# Encoder de rueda o scroll de mouse



## nem_sys (Jun 29, 2009)

Hola soy nuevo y no soy estudiante de electronica mas bien de ingenieria en sistemas, pero ta.
Tengo un mouse digital que tenia un scroll que era un encoder mas exactamente el de arriba a la derecha.



lo desarme por que lo queria colocar en otro lugar fisico y por supuesto se rompio.
trate de entender como funciona pero nada lo unico que les puedo dejar es un diagrama de lo que hay dentro de eso,
por que no es un encoder con fotodiodos como los mas comunes, es electrico, o no se como, la cosa es que dentro tiene una configuración igual a esta:



La pieza del medio que tiene 3 aspas es la pieza que gira es de metal.

Lo que quiero es que alguien me explique como es que funciona esto y como podria hacer uno casero, por que el problema por lo que se me rompio es que era una pieza muy pequeña para el lugar donde lo quiero colocar, necesito hacerlo mas grande. Gracias


----------



## capitanp (Jun 30, 2009)

nada complicado cuando lo giras hacia un lado hace unos pulsos y para el otro lado en forma diferente.


----------



## nem_sys (Jun 30, 2009)

Ahora con el tema de hacerlo yo mismo tengo algun problema?

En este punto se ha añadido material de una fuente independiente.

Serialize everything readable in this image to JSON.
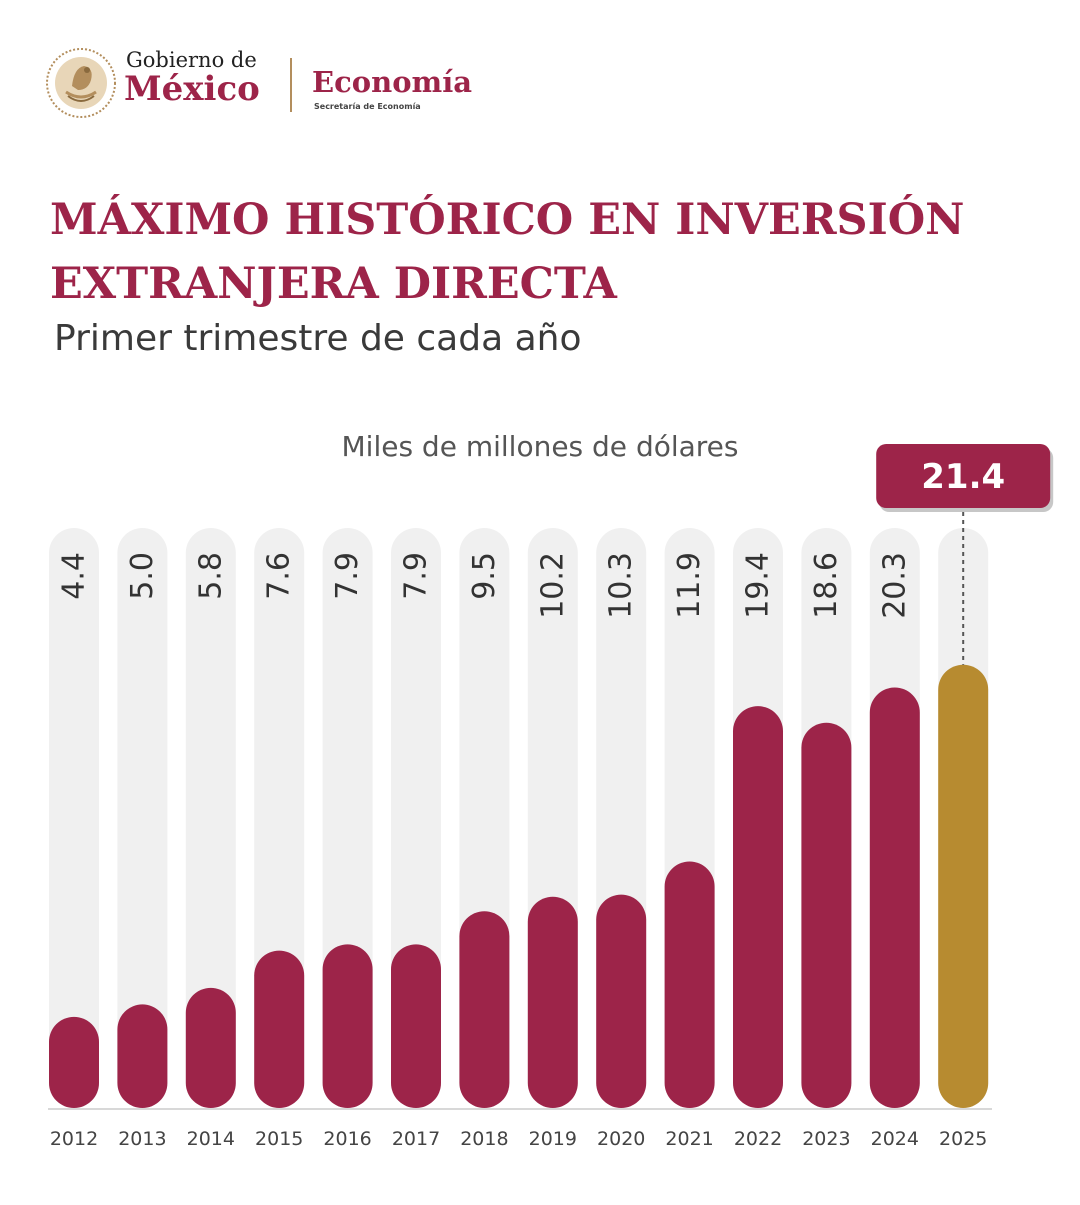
{
  "header": {
    "gob_line1": "Gobierno de",
    "gob_line2": "México",
    "eco_title": "Economía",
    "eco_subtitle": "Secretaría de Economía"
  },
  "title": {
    "line1": "MÁXIMO HISTÓRICO EN INVERSIÓN",
    "line2": "EXTRANJERA DIRECTA",
    "subtitle": "Primer trimestre de cada año",
    "units": "Miles de millones de dólares"
  },
  "colors": {
    "primary": "#9d2449",
    "highlight": "#b78b30",
    "track": "#f0f0f0",
    "seal": "#b38e5d"
  },
  "icons": {
    "seal": "escudo-nacional-icon"
  },
  "chart_data": {
    "type": "bar",
    "categories": [
      "2012",
      "2013",
      "2014",
      "2015",
      "2016",
      "2017",
      "2018",
      "2019",
      "2020",
      "2021",
      "2022",
      "2023",
      "2024",
      "2025"
    ],
    "values": [
      4.4,
      5.0,
      5.8,
      7.6,
      7.9,
      7.9,
      9.5,
      10.2,
      10.3,
      11.9,
      19.4,
      18.6,
      20.3,
      21.4
    ],
    "value_labels": [
      "4.4",
      "5.0",
      "5.8",
      "7.6",
      "7.9",
      "7.9",
      "9.5",
      "10.2",
      "10.3",
      "11.9",
      "19.4",
      "18.6",
      "20.3",
      "21.4"
    ],
    "highlight_index": 13,
    "ylim": [
      0,
      28
    ],
    "grid": false,
    "legend": "none"
  }
}
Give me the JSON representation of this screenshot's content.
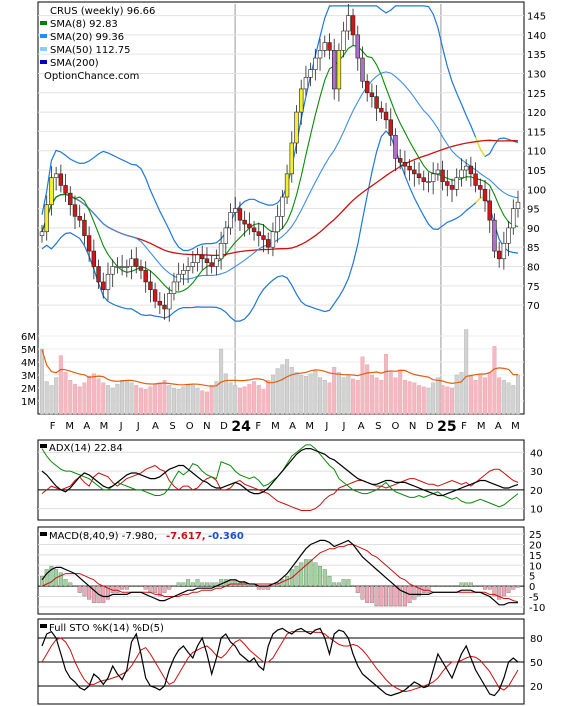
{
  "chart_data": [
    {
      "panel": "price",
      "type": "candlestick",
      "title": "CRUS (weekly) 96.66",
      "watermark": "OptionChance.com",
      "legend": [
        {
          "label": "SMA(8) 92.83",
          "color": "#008000"
        },
        {
          "label": "SMA(20) 99.36",
          "color": "#1e90ff"
        },
        {
          "label": "SMA(50) 112.75",
          "color": "#87cefa"
        },
        {
          "label": "SMA(200)",
          "color": "#0000cd"
        }
      ],
      "legend_placement": "top-left",
      "ylim": [
        62,
        148
      ],
      "y_ticks": [
        70,
        75,
        80,
        85,
        90,
        95,
        100,
        105,
        110,
        115,
        120,
        125,
        130,
        135,
        140,
        145
      ],
      "x_tick_labels": [
        "F",
        "M",
        "A",
        "M",
        "J",
        "J",
        "A",
        "S",
        "O",
        "N",
        "D",
        "24",
        "F",
        "M",
        "A",
        "M",
        "J",
        "J",
        "A",
        "S",
        "O",
        "N",
        "D",
        "25",
        "F",
        "M",
        "A",
        "M"
      ],
      "close": [
        89,
        96,
        103,
        104,
        101,
        99,
        96,
        93,
        92,
        88,
        84,
        80,
        76,
        74,
        78,
        80,
        80,
        80,
        80,
        82,
        80,
        79,
        76,
        74,
        71,
        70,
        69,
        73,
        76,
        78,
        79,
        80,
        81,
        83,
        82,
        81,
        80,
        82,
        86,
        90,
        94,
        95,
        92,
        91,
        90,
        89,
        88,
        87,
        85,
        89,
        93,
        98,
        104,
        112,
        120,
        126,
        129,
        131,
        134,
        136,
        138,
        136,
        126,
        136,
        141,
        145,
        140,
        134,
        128,
        125,
        124,
        121,
        120,
        118,
        114,
        108,
        107,
        106,
        105,
        104,
        103,
        102,
        102,
        104,
        105,
        102,
        101,
        100,
        103,
        105,
        106,
        104,
        101,
        100,
        97,
        92,
        84,
        82,
        86,
        90,
        95,
        96.66
      ],
      "volume_millions": [
        5.0,
        2.5,
        2.2,
        2.8,
        4.5,
        3.2,
        2.6,
        2.3,
        2.1,
        2.4,
        2.9,
        3.1,
        2.7,
        2.4,
        2.2,
        2.0,
        2.3,
        2.6,
        2.5,
        2.4,
        2.2,
        2.0,
        1.9,
        2.1,
        2.3,
        2.4,
        2.6,
        2.2,
        2.0,
        1.9,
        2.1,
        2.3,
        2.2,
        2.0,
        1.8,
        1.7,
        2.2,
        2.5,
        5.0,
        3.1,
        2.4,
        2.2,
        2.0,
        2.1,
        2.3,
        2.5,
        2.2,
        1.9,
        2.6,
        3.0,
        3.5,
        3.8,
        4.2,
        3.6,
        3.2,
        3.0,
        2.9,
        3.1,
        3.3,
        2.8,
        2.6,
        2.4,
        3.6,
        3.2,
        2.8,
        3.0,
        2.7,
        2.6,
        4.4,
        3.8,
        3.0,
        2.8,
        2.6,
        4.6,
        3.2,
        2.8,
        3.4,
        2.6,
        2.5,
        2.4,
        2.2,
        2.1,
        2.0,
        2.4,
        2.8,
        2.2,
        2.1,
        2.0,
        3.0,
        3.2,
        6.5,
        2.9,
        2.6,
        3.0,
        2.8,
        3.2,
        5.2,
        2.8,
        2.6,
        2.4,
        2.2,
        3.0
      ],
      "volume_ticks": [
        "6M",
        "5M",
        "4M",
        "3M",
        "2M",
        "1M"
      ],
      "date_markers": [
        "24",
        "25"
      ]
    },
    {
      "panel": "adx",
      "type": "line",
      "label": "ADX(14) 22.84",
      "ylim": [
        5,
        45
      ],
      "y_ticks": [
        10,
        20,
        30,
        40
      ],
      "adx": [
        30,
        28,
        25,
        22,
        20,
        19,
        21,
        24,
        27,
        29,
        28,
        26,
        24,
        22,
        21,
        22,
        24,
        26,
        28,
        29,
        29,
        28,
        27,
        26,
        26,
        27,
        29,
        31,
        32,
        33,
        33,
        31,
        29,
        27,
        25,
        24,
        22,
        21,
        21,
        22,
        23,
        24,
        23,
        21,
        19,
        18,
        18,
        19,
        21,
        24,
        27,
        30,
        33,
        36,
        39,
        41,
        42,
        42,
        41,
        40,
        39,
        37,
        36,
        34,
        32,
        30,
        28,
        26,
        25,
        24,
        23,
        23,
        24,
        25,
        25,
        24,
        24,
        24,
        23,
        22,
        21,
        20,
        19,
        18,
        17,
        17,
        18,
        19,
        20,
        21,
        22,
        23,
        24,
        25,
        25,
        24,
        23,
        22,
        21,
        21,
        22,
        22.84
      ],
      "plus_di": [
        42,
        38,
        35,
        33,
        31,
        30,
        30,
        29,
        28,
        27,
        26,
        24,
        22,
        20,
        20,
        22,
        24,
        23,
        22,
        21,
        20,
        20,
        19,
        18,
        17,
        17,
        18,
        21,
        26,
        30,
        28,
        30,
        34,
        33,
        30,
        28,
        27,
        26,
        35,
        34,
        33,
        30,
        28,
        27,
        26,
        27,
        25,
        22,
        23,
        25,
        27,
        30,
        34,
        38,
        40,
        42,
        44,
        44,
        42,
        39,
        36,
        33,
        31,
        26,
        24,
        22,
        20,
        19,
        18,
        18,
        19,
        20,
        22,
        24,
        21,
        19,
        18,
        17,
        16,
        16,
        17,
        16,
        17,
        18,
        19,
        17,
        16,
        15,
        16,
        14,
        13,
        13,
        14,
        15,
        14,
        13,
        12,
        11,
        12,
        14,
        16,
        18
      ],
      "minus_di": [
        18,
        20,
        22,
        21,
        20,
        21,
        22,
        25,
        27,
        24,
        22,
        27,
        29,
        28,
        27,
        24,
        22,
        24,
        26,
        27,
        28,
        29,
        31,
        32,
        33,
        31,
        30,
        25,
        22,
        20,
        22,
        22,
        20,
        21,
        24,
        26,
        27,
        25,
        20,
        20,
        21,
        24,
        25,
        23,
        22,
        21,
        20,
        19,
        18,
        16,
        14,
        13,
        12,
        11,
        10,
        9,
        9,
        9,
        10,
        12,
        15,
        17,
        18,
        21,
        22,
        23,
        24,
        25,
        25,
        24,
        23,
        22,
        22,
        21,
        22,
        23,
        24,
        25,
        26,
        26,
        25,
        24,
        23,
        23,
        22,
        23,
        24,
        25,
        24,
        23,
        24,
        22,
        24,
        26,
        28,
        30,
        31,
        31,
        29,
        27,
        25,
        24
      ]
    },
    {
      "panel": "macd",
      "type": "line",
      "label": "MACD(8,40,9) -7.980,",
      "macd_value": "-7.617,",
      "signal_value": "-0.360",
      "ylim": [
        -12,
        27
      ],
      "y_ticks": [
        25,
        20,
        15,
        10,
        5,
        0,
        -5,
        -10
      ],
      "macd": [
        3,
        6,
        8,
        9,
        9,
        8,
        7,
        6,
        4,
        2,
        0,
        -2,
        -4,
        -5,
        -5,
        -4,
        -4,
        -4,
        -4,
        -3,
        -3,
        -3,
        -4,
        -5,
        -6,
        -7,
        -7,
        -6,
        -5,
        -4,
        -3,
        -2,
        -2,
        -1,
        -1,
        -1,
        -1,
        0,
        1,
        2,
        3,
        3,
        2,
        2,
        1,
        1,
        0,
        0,
        0,
        1,
        2,
        4,
        6,
        9,
        12,
        15,
        18,
        20,
        21,
        22,
        22,
        21,
        19,
        20,
        21,
        22,
        20,
        17,
        14,
        12,
        10,
        8,
        6,
        4,
        2,
        0,
        -2,
        -3,
        -4,
        -4,
        -4,
        -4,
        -4,
        -3,
        -3,
        -3,
        -3,
        -3,
        -3,
        -2,
        -2,
        -2,
        -3,
        -3,
        -4,
        -5,
        -7,
        -9,
        -9,
        -8,
        -8,
        -7.98
      ],
      "signal": [
        0,
        1,
        2,
        4,
        5,
        6,
        6,
        6,
        6,
        5,
        4,
        3,
        1,
        0,
        -1,
        -2,
        -2,
        -3,
        -3,
        -3,
        -3,
        -3,
        -3,
        -3,
        -4,
        -4,
        -5,
        -5,
        -5,
        -5,
        -4,
        -4,
        -3,
        -3,
        -2,
        -2,
        -2,
        -1,
        -1,
        0,
        1,
        1,
        1,
        1,
        1,
        1,
        1,
        1,
        1,
        1,
        1,
        2,
        3,
        4,
        6,
        8,
        10,
        12,
        14,
        16,
        17,
        18,
        18,
        19,
        19,
        20,
        20,
        19,
        18,
        17,
        15,
        14,
        12,
        10,
        8,
        6,
        4,
        3,
        1,
        0,
        -1,
        -2,
        -2,
        -3,
        -3,
        -3,
        -3,
        -3,
        -3,
        -3,
        -3,
        -3,
        -3,
        -3,
        -3,
        -4,
        -4,
        -5,
        -6,
        -6,
        -7,
        -7.62
      ]
    },
    {
      "panel": "stochastic",
      "type": "line",
      "label": "Full STO %K(14) %D(5)",
      "ylim": [
        0,
        100
      ],
      "y_ticks": [
        80,
        50,
        20
      ],
      "k": [
        70,
        85,
        88,
        80,
        60,
        40,
        30,
        25,
        18,
        15,
        20,
        35,
        30,
        22,
        30,
        45,
        35,
        28,
        40,
        75,
        85,
        60,
        30,
        20,
        18,
        15,
        20,
        40,
        55,
        65,
        70,
        62,
        55,
        70,
        80,
        60,
        35,
        55,
        80,
        85,
        75,
        70,
        60,
        55,
        50,
        55,
        45,
        40,
        70,
        85,
        90,
        92,
        88,
        85,
        90,
        92,
        88,
        85,
        90,
        92,
        80,
        60,
        85,
        90,
        88,
        80,
        60,
        45,
        35,
        30,
        25,
        20,
        15,
        10,
        8,
        10,
        12,
        15,
        20,
        25,
        22,
        18,
        20,
        40,
        60,
        50,
        40,
        30,
        45,
        60,
        70,
        55,
        40,
        30,
        20,
        10,
        8,
        15,
        30,
        50,
        55,
        50
      ],
      "d": [
        50,
        60,
        70,
        78,
        80,
        75,
        65,
        50,
        38,
        28,
        22,
        22,
        25,
        27,
        28,
        30,
        32,
        35,
        38,
        45,
        55,
        65,
        68,
        60,
        50,
        40,
        30,
        22,
        25,
        35,
        45,
        55,
        62,
        65,
        68,
        70,
        65,
        58,
        55,
        60,
        68,
        75,
        78,
        72,
        65,
        60,
        55,
        50,
        50,
        55,
        65,
        75,
        85,
        88,
        88,
        88,
        88,
        88,
        87,
        87,
        85,
        80,
        76,
        72,
        70,
        70,
        72,
        70,
        65,
        58,
        50,
        42,
        35,
        28,
        22,
        18,
        15,
        13,
        14,
        16,
        18,
        20,
        22,
        25,
        30,
        38,
        45,
        50,
        50,
        52,
        55,
        57,
        56,
        52,
        45,
        38,
        28,
        18,
        15,
        20,
        30,
        40
      ]
    }
  ]
}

por que los circulos rojos y azules de esta foto marcan perforaciones, osea partes donde no hace contacto la pieza del medio, mi pregunta es tengo que hacerlos coincidir o no, lo que quiero decir con coincidir es, cuando la rueda del medio entre en el primer circulo azul, al mismo tiempo y sin desfasarse debe entrar en el circulo rojo, o la gracia es que entre desfasado para lograr esa grafica, osea que cuidados debo tener para fabricarlo yo mismo?


----------



## capitanp (Jun 30, 2009)

no los puntos de no contacto no deben coincidir asi podra haber un desfasaje entre las dos señales

hacia un lado primero el azul y luego el rojo y hacia el otro lado primero el rojo y luego el azul


----------



## nem_sys (Jun 30, 2009)

Hay manera de saber que tan desfasado debo hacerlo? por que cuando miro la pieza rota no se nota la diferencia osea tengo que tener suerte para que me quede igual no?


----------



## nem_sys (Jul 2, 2009)

Hoy manera de utilizar un pequeño motor de lectora de CD como encoder? segun yo se utilizan un chip de efecto hall o algo asi para saber en que posicion esta el motor, primero tengo que aprender a reconocer ese chip y luego saber usarlo en el encoder, alguna idea?


----------



## willyland (Dic 4, 2009)

Gente primero saludar ya que el la primera vez que escribo en el foro...y tengo pequeña consulta...Estoy tratardo de hacer un encoder rotativo(con 7414 y 4013)...por lo que veo se trata de dos emisores y dos sensores otpticos,pues yo consegui unos de un mouse,el problema es que
en la capsula del receptor viene integrados ambos repeptores,no se si me explico,
El que yo he conseguido es asi
http://hackadaycom.files.wordpress.com/2008/05/open2.jpg?w=450&h=367
Y el circuito requiere asi
http://www.boondog.com/tutorials/mouse/ledsCanBeSolderedOff.jpg
este seri a el circuito 
http://www.boondog.com/tutorials/mouse/mouseHackSchematic.jpg

Como podre adaptar mis sensores a ese circuito.
Disculpenme pero la verda que se muy poco de electronica.Capaz que es una tontera
pero estoy trabado aca y no puedo seguir.


----------



## Jory (Oct 20, 2010)

willyland,

es exactamente igual.

saludos


----------



## enridp (Nov 16, 2010)

yo no entend 

Los encoders que conocia tenian un par de fotobarreras, o sea dos diodos emisores y sus receptores (por lo general infrarrojos ambos) y la onda cuadrada se genera con un disco con perforaciones que interrumpe el paso de la luz infrarroja hacia el receptor.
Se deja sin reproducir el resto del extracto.